前幾天被同事問說為什麼他們在log看到 swapper 一直是non-preemptible的 (preempt_count > 0)

聽起來也蠻奇怪的齁,如果idle task不能preempt,那不是不就沒人可以搶CPU了嗎,CPU永遠在發呆XD

於是乎就來trace code吧吧吧吧

CPU 開起來之後就會進入這裡 然後就會開始一直跑cpu_idle_loop

void cpu_startup_entry(enum cpuhp_state state)
{
  /*
   * This #ifdef needs to die, but it's too late in the cycle to
   * make this generic (arm and sh have never invoked the canary
   * init for the non boot cpus!). Will be fixed in 3.11
   */
#ifdef CONFIG_X86
  /*
   * If we're the non-boot CPU, nothing set the stack canary up
   * for us. The boot CPU already has it initialized but no harm
   * in doing it again.
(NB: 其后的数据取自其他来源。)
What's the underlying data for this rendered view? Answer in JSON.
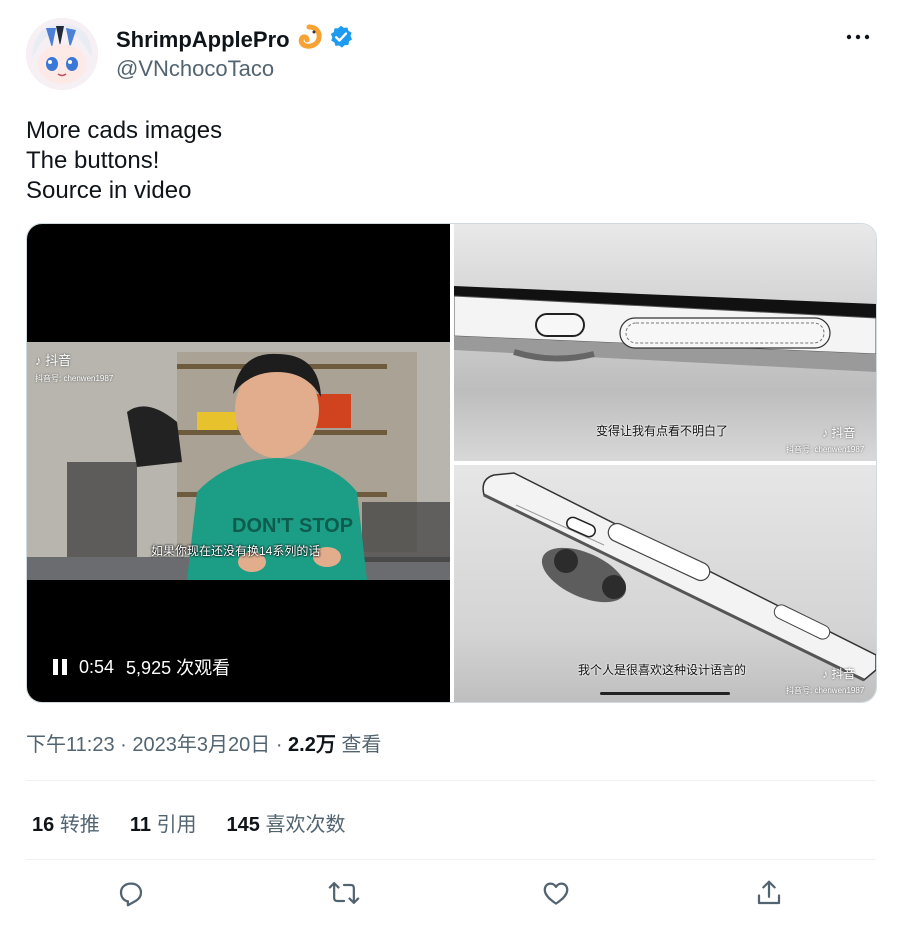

This is a good place for updating it, as
   * we wont ever return from this function (so the invalid
   * canaries already on the stack wont ever trigger).
   */
  boot_init_stack_canary();
#endif
  arch_cpu_idle_prepare();
  cpuhp_online_idle(state);
  cpu_idle_loop();
}

接著這裡會反覆執行need_resched() 來判斷需不需要做scheduling

當需要重新排程調度的時候就會脫離while loop,然後把PREEMPT_NEED_RESCHED bit set up

/*
 * Generic idle loop implementation
 *
 * Called with polling cleared.
 */
static void cpu_idle_loop(void)
{
  int cpu = smp_processor_id();

  while (1) {
    /*
     * If the arch has a polling bit, we maintain an invariant:
     *
     * Our polling bit is clear if we're not scheduled (i.e. if
     * rq->curr != rq->idle).  This means that, if rq->idle has
     * the polling bit set, then setting need_resched is
     * guaranteed to cause the cpu to reschedule.
     */

    __current_set_polling();
    quiet_vmstat();
    tick_nohz_idle_enter();

    while (!need_resched()) {
      check_pgt_cache();
      rmb();

      if (cpu_is_offline(cpu)) {
        cpuhp_report_idle_dead();
        arch_cpu_idle_dead();
      }

      local_irq_disable();
      arch_cpu_idle_enter();

      /*
       * In poll mode we reenable interrupts and spin.
       *
       * Also if we detected in the wakeup from idle
       * path that the tick broadcast device expired
       * for us, we don't want to go deep idle as we
       * know that the IPI is going to arrive right
       * away
       */
      if (cpu_idle_force_poll || tick_check_broadcast_expired())
        cpu_idle_poll();
      else
        cpuidle_idle_call();

      arch_cpu_idle_exit();
    }

    /*
     * Since we fell out of the loop above, we know
     * TIF_NEED_RESCHED must be set, propagate it into
     * PREEMPT_NEED_RESCHED.
     *
     * This is required because for polling idle loops we will
     * not have had an IPI to fold the state for us.
     */
    preempt_set_need_resched();
    tick_nohz_idle_exit();
    __current_clr_polling();

    /*
     * We promise to call sched_ttwu_pending and reschedule
     * if need_resched is set while polling is set.  That
     * means that clearing polling needs to be visible
     * before doing these things.
     */
    smp_mb__after_atomic();

    sched_ttwu_pending();
    schedule_preempt_disabled();
  }
}

loop的最後一行 在schedule_preempt_disabled()

最後進入schedule() 進行排程讓給其他task,後面這段就是另一個故事惹

然後呢,在某年某月某日的時候 idle task(swapper) 在某次的schedule()後再度拿回CPU,preempt又會再度被disable惹!!!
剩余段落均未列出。